NSF Research Award Funds Storage Design for Scientific Big Data


Stony Brook, NY – September, 2013

Faculty from Stony Brook University’s (SBU) Department of Computer Science recently received research funding through the National Science Foundation (NSF) Big Data Science & Engineering program. The award of over $400,000 will be used by Stony Brook University Professors Erez Zadok, Michael Bender, and Rob Johnson to improve the performance and reliability of the Hierarchical Data Format (HDF5), a container format for scientific data.

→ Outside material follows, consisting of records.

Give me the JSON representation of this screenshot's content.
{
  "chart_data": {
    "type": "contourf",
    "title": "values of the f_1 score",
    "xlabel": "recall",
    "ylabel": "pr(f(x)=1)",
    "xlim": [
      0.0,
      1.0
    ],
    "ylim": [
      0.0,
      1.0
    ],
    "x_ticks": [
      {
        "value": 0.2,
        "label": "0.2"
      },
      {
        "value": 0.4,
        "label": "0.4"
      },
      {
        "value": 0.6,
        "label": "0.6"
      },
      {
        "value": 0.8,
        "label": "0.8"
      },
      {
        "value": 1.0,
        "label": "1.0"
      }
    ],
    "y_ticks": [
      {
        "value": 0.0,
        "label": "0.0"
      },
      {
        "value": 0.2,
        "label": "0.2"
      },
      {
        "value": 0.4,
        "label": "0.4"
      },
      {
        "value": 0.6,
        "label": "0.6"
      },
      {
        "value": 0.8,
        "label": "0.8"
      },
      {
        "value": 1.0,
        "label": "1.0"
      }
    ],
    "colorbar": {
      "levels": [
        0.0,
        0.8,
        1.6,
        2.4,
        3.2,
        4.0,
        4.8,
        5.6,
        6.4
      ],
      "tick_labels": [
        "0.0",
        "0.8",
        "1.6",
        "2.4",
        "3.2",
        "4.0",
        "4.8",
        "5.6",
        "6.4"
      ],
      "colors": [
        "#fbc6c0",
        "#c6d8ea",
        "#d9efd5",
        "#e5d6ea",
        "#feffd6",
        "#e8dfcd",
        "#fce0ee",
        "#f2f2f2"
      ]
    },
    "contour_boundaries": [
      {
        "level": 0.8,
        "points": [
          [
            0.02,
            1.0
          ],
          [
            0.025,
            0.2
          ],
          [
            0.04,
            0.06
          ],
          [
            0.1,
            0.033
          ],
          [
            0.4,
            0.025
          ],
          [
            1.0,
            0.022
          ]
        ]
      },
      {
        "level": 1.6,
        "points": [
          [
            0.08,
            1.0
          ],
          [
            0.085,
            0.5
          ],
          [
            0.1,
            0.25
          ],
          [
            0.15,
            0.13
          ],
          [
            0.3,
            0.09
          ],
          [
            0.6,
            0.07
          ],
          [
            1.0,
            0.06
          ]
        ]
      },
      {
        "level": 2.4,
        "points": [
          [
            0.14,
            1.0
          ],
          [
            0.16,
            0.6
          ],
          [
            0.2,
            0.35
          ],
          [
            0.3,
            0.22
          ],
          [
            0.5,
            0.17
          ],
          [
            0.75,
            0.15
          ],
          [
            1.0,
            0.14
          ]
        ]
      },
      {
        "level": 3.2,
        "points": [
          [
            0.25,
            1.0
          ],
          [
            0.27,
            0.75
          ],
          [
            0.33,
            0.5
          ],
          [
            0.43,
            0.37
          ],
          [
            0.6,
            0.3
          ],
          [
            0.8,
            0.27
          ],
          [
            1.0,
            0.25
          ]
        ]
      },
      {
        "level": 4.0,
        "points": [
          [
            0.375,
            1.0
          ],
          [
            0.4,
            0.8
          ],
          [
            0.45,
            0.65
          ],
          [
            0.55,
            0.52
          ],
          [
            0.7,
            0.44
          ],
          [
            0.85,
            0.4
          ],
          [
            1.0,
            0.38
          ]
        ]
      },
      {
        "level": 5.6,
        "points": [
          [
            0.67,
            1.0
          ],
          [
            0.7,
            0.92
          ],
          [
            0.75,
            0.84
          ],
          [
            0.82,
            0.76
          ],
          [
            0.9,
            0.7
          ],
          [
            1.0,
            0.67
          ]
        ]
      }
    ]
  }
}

The research proposal, “BIGDATA: Small: DCM: Collaborative Research: An efficient, scalable, and portable storage system for scientific data containers” is a collaboration with Prof. Liuba Shrira at Brandeis University and Prof. Werner Benger at Louisiana State University (LSU). The proposed research is based on the knowledge that big data sets are becoming too large and complex to fit in computer memory. This funding allows researchers to design new data structures and algorithms that will aid in improving performance by reducing searching and indexing costs of massive data. Additionally, to address data vulnerabilities and improve provenance, researchers will use recent results from algorithms, database, and storage research to improve the reliability of standard scientific data formats.

Researchers will develop snapshots support in HDF5, critical for error recovery, and design new data structures and algorithms to scale HDF5 data access on modern storage devices. By designing several new HDF5 drivers—mapping objects to a Linux file system, storing objects in a database, and accessing data objects on remote Web servers—researchers aim to improve the efficiency of big data storage and processing. These improvements are evaluated by the team using large-scale visualization applications with big data, stemming from real-world scientific computations, such as those that run on Stony brook’s recently launched Reality Deck (RD).

An educational outcome of the research is the exposure of future computer scientists at each institution to practical scientific big data management. Additionally, techniques and discoveries surrounding data storage systems and data structures will influence other scientific domains and society.